The system is Linux (Gentoo x64), the code is C++. I have a daemon application, several instances of which are run on the same machine. The application is multithreaded itself. For some time, I have been observing strange delays in its performance.
After putting some debugging code, I came up with a strange thing when several instances of the daemon literally block simultaneously which is allegedly caused by some external reason or something.
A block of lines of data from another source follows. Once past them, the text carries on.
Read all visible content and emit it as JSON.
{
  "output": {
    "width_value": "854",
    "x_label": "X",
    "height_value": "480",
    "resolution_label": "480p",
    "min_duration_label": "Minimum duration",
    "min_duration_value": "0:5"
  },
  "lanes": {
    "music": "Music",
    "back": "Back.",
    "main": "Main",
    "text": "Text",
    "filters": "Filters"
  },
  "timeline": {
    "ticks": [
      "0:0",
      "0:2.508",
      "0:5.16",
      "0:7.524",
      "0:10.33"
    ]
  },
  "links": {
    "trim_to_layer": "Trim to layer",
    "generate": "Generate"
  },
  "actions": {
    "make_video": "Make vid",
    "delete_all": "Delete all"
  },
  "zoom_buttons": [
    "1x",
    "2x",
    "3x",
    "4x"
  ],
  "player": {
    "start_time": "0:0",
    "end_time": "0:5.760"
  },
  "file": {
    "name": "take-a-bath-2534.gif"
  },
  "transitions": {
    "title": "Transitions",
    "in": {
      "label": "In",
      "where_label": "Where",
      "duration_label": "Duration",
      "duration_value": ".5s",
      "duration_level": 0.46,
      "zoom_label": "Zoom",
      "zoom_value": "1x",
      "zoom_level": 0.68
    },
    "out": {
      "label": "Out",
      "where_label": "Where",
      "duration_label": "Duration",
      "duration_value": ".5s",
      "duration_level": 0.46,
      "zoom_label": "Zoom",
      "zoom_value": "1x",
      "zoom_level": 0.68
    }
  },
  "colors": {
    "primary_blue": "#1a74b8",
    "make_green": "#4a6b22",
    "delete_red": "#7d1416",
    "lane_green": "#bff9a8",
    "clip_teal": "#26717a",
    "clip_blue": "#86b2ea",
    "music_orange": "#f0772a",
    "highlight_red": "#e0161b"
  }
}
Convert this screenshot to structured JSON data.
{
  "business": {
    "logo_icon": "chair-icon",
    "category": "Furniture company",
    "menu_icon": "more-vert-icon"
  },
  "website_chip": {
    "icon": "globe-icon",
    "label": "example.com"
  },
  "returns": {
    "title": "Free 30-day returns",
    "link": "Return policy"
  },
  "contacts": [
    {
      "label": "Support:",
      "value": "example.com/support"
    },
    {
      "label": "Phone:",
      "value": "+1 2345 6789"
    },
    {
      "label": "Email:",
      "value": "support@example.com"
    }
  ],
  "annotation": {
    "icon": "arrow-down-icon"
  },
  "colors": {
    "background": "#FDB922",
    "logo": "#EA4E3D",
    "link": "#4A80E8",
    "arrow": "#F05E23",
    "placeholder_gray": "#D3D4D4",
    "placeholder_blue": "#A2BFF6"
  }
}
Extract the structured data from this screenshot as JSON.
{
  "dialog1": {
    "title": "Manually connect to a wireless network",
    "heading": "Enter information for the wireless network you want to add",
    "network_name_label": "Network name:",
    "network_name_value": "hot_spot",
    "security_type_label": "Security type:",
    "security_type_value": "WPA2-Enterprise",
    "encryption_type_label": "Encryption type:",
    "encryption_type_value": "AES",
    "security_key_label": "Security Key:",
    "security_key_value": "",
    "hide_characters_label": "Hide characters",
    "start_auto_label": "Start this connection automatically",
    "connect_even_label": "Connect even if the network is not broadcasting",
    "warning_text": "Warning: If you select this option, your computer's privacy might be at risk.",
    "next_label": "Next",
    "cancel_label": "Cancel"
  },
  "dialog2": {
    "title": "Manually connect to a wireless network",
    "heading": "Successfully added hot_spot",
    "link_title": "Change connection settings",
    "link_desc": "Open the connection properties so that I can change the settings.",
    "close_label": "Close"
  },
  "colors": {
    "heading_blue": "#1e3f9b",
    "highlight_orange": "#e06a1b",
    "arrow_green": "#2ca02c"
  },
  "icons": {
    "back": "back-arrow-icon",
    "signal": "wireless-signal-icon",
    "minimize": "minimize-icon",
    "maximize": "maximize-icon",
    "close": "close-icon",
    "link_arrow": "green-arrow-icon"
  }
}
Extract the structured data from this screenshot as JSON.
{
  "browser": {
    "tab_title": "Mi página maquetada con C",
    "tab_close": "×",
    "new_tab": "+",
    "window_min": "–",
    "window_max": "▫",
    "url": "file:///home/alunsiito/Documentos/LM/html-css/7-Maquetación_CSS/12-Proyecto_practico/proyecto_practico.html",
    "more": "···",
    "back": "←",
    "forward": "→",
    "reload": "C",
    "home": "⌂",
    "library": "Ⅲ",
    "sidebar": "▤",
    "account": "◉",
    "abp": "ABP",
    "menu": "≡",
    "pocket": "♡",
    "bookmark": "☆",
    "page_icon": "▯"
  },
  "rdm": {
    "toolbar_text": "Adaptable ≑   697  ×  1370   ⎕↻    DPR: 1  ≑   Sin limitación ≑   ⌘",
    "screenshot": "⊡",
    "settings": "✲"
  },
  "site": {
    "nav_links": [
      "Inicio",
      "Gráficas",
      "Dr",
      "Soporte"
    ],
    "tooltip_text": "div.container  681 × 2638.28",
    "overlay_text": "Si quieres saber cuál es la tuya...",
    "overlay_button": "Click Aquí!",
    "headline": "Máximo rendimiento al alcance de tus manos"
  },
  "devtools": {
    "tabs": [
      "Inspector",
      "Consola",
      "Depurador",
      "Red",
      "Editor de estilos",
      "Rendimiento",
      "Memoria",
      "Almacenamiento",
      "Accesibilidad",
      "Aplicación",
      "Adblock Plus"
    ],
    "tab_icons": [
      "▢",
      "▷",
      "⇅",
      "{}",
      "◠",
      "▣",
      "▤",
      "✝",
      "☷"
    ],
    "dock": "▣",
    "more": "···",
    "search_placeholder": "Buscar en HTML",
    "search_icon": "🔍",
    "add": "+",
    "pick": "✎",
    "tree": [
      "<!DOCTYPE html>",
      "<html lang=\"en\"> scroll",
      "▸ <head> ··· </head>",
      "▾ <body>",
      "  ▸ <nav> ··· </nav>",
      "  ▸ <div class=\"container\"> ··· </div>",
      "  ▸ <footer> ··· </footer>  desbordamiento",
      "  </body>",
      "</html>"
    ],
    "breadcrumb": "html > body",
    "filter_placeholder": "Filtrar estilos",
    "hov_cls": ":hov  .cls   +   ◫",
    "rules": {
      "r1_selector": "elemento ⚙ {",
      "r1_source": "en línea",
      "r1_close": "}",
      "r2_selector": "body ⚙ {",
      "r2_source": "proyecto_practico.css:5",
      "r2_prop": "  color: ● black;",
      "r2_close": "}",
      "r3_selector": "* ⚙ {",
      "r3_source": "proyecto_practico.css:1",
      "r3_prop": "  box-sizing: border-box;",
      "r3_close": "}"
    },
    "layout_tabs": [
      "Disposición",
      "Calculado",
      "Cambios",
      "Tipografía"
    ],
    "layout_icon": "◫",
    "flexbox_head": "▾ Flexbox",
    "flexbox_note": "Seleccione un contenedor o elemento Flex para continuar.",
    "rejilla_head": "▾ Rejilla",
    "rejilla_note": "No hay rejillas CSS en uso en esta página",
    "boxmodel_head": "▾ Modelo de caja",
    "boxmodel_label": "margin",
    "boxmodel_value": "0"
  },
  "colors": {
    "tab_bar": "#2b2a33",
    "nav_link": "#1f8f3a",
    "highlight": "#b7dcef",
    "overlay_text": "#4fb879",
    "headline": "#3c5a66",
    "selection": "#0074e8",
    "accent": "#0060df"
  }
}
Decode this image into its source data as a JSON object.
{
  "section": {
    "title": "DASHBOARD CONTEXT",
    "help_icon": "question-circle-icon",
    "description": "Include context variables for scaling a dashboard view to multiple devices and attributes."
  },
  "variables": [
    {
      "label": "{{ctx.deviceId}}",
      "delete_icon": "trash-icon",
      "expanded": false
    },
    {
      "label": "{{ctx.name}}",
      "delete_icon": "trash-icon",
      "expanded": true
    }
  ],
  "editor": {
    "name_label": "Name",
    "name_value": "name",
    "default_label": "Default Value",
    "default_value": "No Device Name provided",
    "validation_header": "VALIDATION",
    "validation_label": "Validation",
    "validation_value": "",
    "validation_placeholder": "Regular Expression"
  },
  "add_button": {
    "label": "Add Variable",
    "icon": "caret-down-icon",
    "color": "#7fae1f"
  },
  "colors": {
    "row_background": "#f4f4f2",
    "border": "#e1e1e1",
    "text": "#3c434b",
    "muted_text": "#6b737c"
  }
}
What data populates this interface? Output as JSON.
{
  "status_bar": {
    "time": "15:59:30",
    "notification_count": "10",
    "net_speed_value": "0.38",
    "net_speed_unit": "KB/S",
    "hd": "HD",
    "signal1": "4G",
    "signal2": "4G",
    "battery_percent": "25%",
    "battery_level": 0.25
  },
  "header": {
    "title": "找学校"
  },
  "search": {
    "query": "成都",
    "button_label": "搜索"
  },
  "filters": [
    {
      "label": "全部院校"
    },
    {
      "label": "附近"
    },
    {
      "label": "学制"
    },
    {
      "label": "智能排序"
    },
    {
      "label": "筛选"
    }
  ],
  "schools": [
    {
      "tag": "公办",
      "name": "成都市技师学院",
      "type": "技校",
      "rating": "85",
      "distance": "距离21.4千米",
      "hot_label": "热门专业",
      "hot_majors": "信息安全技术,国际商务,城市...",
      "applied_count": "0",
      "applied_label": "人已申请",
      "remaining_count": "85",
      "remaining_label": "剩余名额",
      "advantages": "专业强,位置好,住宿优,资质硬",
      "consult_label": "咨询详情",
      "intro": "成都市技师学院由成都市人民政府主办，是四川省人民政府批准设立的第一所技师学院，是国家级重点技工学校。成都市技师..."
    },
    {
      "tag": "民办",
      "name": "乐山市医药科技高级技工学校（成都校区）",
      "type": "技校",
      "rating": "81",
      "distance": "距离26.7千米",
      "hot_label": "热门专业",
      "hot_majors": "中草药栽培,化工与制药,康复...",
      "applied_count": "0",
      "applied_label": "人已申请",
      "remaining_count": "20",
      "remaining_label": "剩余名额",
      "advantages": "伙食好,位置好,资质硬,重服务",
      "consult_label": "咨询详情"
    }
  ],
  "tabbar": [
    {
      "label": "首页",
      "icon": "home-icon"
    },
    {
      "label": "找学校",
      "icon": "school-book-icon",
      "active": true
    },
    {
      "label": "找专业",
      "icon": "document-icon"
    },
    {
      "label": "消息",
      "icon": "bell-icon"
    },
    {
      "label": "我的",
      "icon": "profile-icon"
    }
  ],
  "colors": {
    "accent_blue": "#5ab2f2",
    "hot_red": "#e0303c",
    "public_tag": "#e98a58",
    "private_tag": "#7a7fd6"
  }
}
To put it all simple, I have a sequence like this:
- log time (t1)
- lock mutex
- call C++
std::list::push_back()
/pop_back()
(i.e. very simple math) - unlock mutex
- log time (t2)
From time to time, I clearly see that the sequence above running in several independent (!) processes blocks at step 2 (or probaby at step 4) for some really excessive time concerning the math at step 3 (for instance, 0.5 - 1.0 seconds). As the proof, I see that t2 in the logs for all the processes is literally the same (different in some microseconds). It looks like some threads of the processes enter the section at relatively different times (I can clearly see 0.5 - 1 seconds difference for t1), lock in the mutex, and unlock at the SAME TIME having allegedly spent unreasonable amount of time in the lock according to the log (t2 - t1 difference). Looks creepy to me.
The manifestation of the issue is relatively rare, about once 5-10 minutes under moderate load. No NTP time shifts are logged within the test (that was my first idea actually). If it were NTP, there would not be ACTUAL delays in service, only wrong times in the log.
Where do I start? Do I start tuning the scheduler? What can theoretically block an entire multithreaded process in Linux?